Speak English Like an American » LESSON 13 - Amber Comes Over to Bake Cookies

Amber Comes Over to Bake Cookies

Ted's girlfriend Amber comes over to help with the cookies. Amber has experience baking cookies from a former job. Susan leaves the kitchen so they can work better.

Ted: Mom, Amber is here to lend a hand with the cookies.

Susan: Hi Amber. Nice to see you again.

Amber: Good to see you too, Mrs. Johnson.

Susan: That's an interesting hairstyle.*

Amber: Thanks. I'm glad you think it's cool. Blue hair is all the rage this season.

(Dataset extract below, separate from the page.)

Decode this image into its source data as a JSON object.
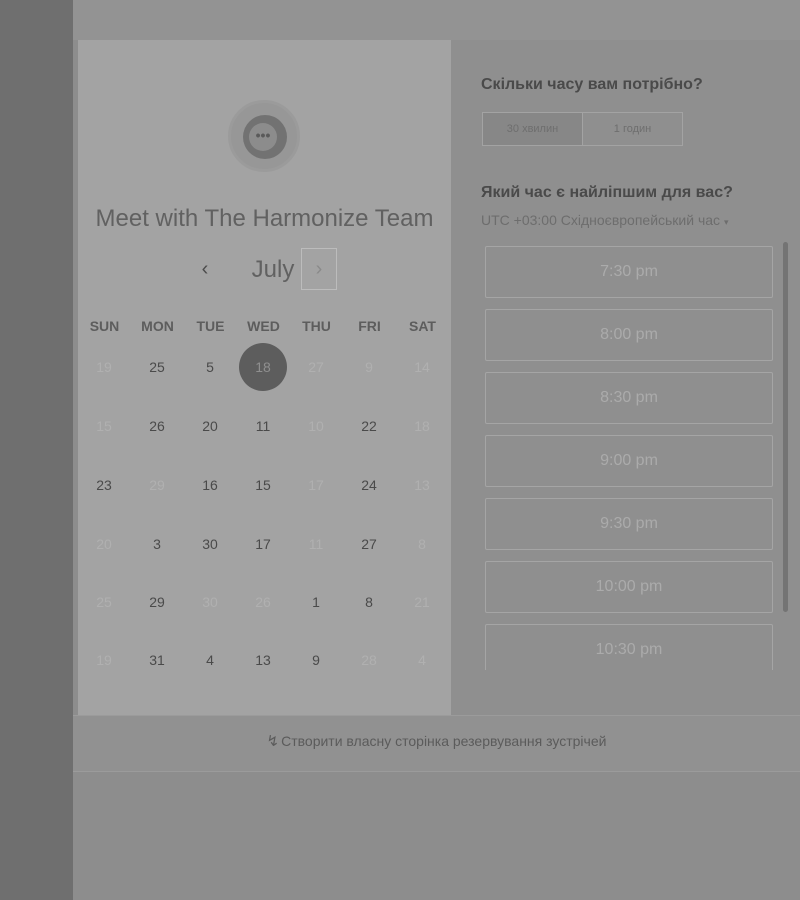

Susan: Well, I'm going to take a break now and let you kids take over.

Ted: Don't worry, Mom. Your business is in good hands with Amber. She really knows her stuff.

Amber: That's true. I used to work at Mrs. Field's Cookies** in the mall.

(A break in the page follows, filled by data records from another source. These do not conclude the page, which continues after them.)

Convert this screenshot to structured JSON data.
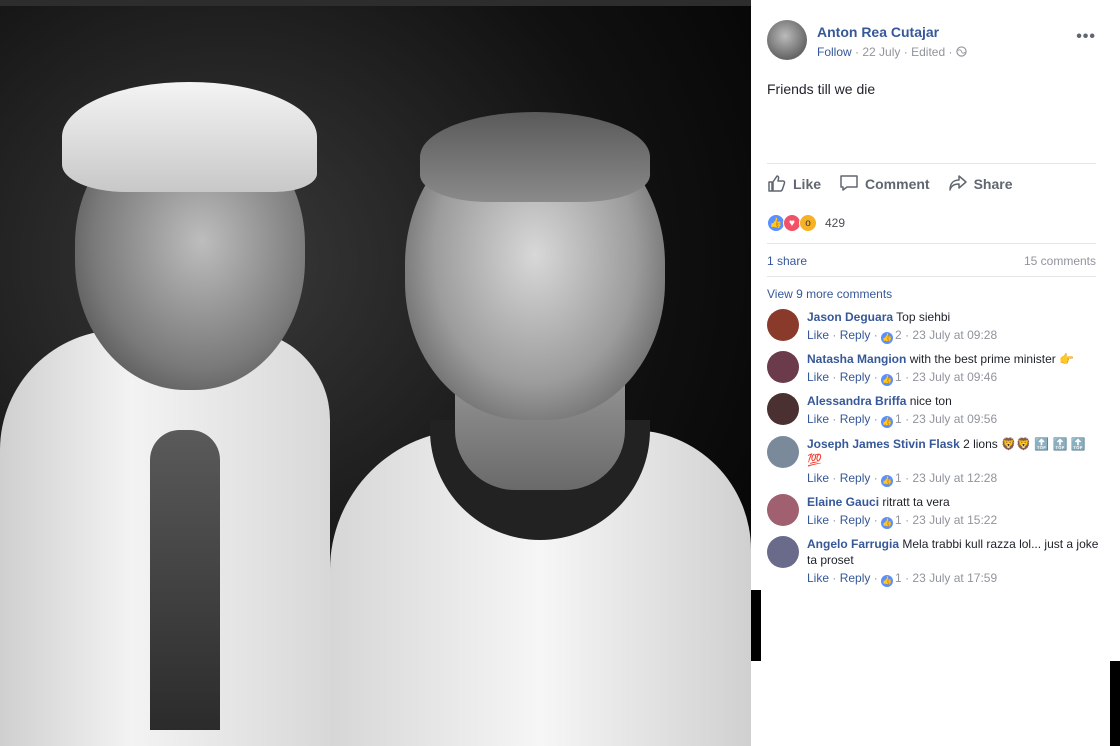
{
  "post": {
    "author": "Anton Rea Cutajar",
    "follow_label": "Follow",
    "date": "22 July",
    "edited_label": "Edited",
    "separator": "·",
    "text": "Friends till we die",
    "more_label": "•••"
  },
  "actions": {
    "like": "Like",
    "comment": "Comment",
    "share": "Share"
  },
  "reactions": {
    "count": "429",
    "types": [
      "like",
      "love",
      "wow"
    ]
  },
  "stats": {
    "shares": "1 share",
    "comments": "15 comments"
  },
  "view_more": "View 9 more comments",
  "comments": [
    {
      "name": "Jason Deguara",
      "text": "Top siehbi",
      "like": "Like",
      "reply": "Reply",
      "likes": "2",
      "time": "23 July at 09:28",
      "avatar_color": "#8a3a2a"
    },
    {
      "name": "Natasha Mangion",
      "text": "with the best prime minister 👉",
      "like": "Like",
      "reply": "Reply",
      "likes": "1",
      "time": "23 July at 09:46",
      "avatar_color": "#6b3b4b"
    },
    {
      "name": "Alessandra Briffa",
      "text": "nice ton",
      "like": "Like",
      "reply": "Reply",
      "likes": "1",
      "time": "23 July at 09:56",
      "avatar_color": "#4a3030"
    },
    {
      "name": "Joseph James Stivin Flask",
      "text": "2 lions 🦁🦁 🔝 🔝 🔝 💯",
      "like": "Like",
      "reply": "Reply",
      "likes": "1",
      "time": "23 July at 12:28",
      "avatar_color": "#7a8a9a"
    },
    {
      "name": "Elaine Gauci",
      "text": "ritratt ta vera",
      "like": "Like",
      "reply": "Reply",
      "likes": "1",
      "time": "23 July at 15:22",
      "avatar_color": "#a06070"
    },
    {
      "name": "Angelo Farrugia",
      "text": "Mela trabbi kull razza lol... just a joke ta proset",
      "like": "Like",
      "reply": "Reply",
      "likes": "1",
      "time": "23 July at 17:59",
      "avatar_color": "#6a6a8a"
    }
  ],
  "colors": {
    "link": "#365899",
    "muted": "#90949c",
    "like_blue": "#5890ff"
  }
}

Susan: You don't work there anymore?

Amber: No, I got fired. I have a real sweet tooth, and they told me I was eating too many cookies.

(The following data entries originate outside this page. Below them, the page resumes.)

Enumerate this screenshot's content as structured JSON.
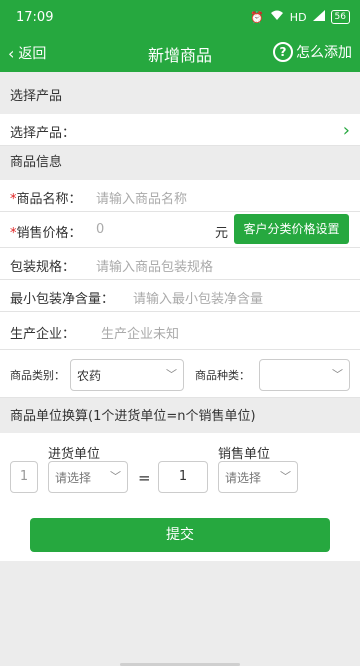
{
  "status_bar": {
    "time": "17:09",
    "net": "HD",
    "battery": "56"
  },
  "header": {
    "back_label": "返回",
    "title": "新增商品",
    "help_label": "怎么添加"
  },
  "sections": {
    "select_product": "选择产品",
    "product_info": "商品信息",
    "unit_conversion": "商品单位换算(1个进货单位=n个销售单位)"
  },
  "select_product_row": {
    "label": "选择产品："
  },
  "fields": {
    "name": {
      "required": "*",
      "label": "商品名称：",
      "placeholder": "请输入商品名称"
    },
    "price": {
      "required": "*",
      "label": "销售价格：",
      "placeholder": "0",
      "unit": "元",
      "button": "客户分类价格设置"
    },
    "spec": {
      "label": "包装规格：",
      "placeholder": "请输入商品包装规格"
    },
    "min_pack": {
      "label": "最小包装净含量：",
      "placeholder": "请输入最小包装净含量"
    },
    "producer": {
      "label": "生产企业：",
      "placeholder": "生产企业未知"
    },
    "category": {
      "label": "商品类别：",
      "value": "农药"
    },
    "kind": {
      "label": "商品种类：",
      "value": ""
    }
  },
  "units": {
    "purchase_label": "进货单位",
    "sale_label": "销售单位",
    "purchase_qty": "1",
    "purchase_select": "请选择",
    "equals": "=",
    "sale_qty": "1",
    "sale_select": "请选择"
  },
  "submit_label": "提交",
  "colors": {
    "accent": "#26a83f",
    "required": "#e02020"
  }
}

Susan: Well, I'm sure you haven't lost your touch.

Amber: I might be a bit out of practice.

Ted: Mom, you can watch Amber bake if you want. You might pick up a few tricks of the trade.

Amber: Yes, feel free. As a singer, I'm used to performing before an audience!

Susan: Thanks, but I'm going to get out of the way. You know what they say: too many cooks spoil the broth!

Amber: Will I see you later tonight?

Susan: Yes, I'll be back in a few hours.

Ted: Mom, why don't you just call it a night and go to bed. You've been working your tail off all day.

* When somebody says something is "interesting" it often means they don't like it, but they want to be polite.

** Mrs. Field's Cookies are gourmet cookies that are sold in malls across the United States.

Idioms
  • all the rage
    the latest fashion; popular right now
    EXAMPLE 1: Have you seen those new alligator-skin cowboy boots? They're all the rage this season!
    EXAMPLE 2: At Nate's high school, salsa dancing is all the rage this year.
  • (to) call it a night
    o stop an activity for the rest of the night
    EXAMPLE 1: We spent a few hours walking around downtown Chicago. It was so cold that we were ready to call it a night by nine o'clock.
    EXAMPLE 2: Let's call it a night and meet back at the office at seven o'clock tomorrow morning to finish preparing our report.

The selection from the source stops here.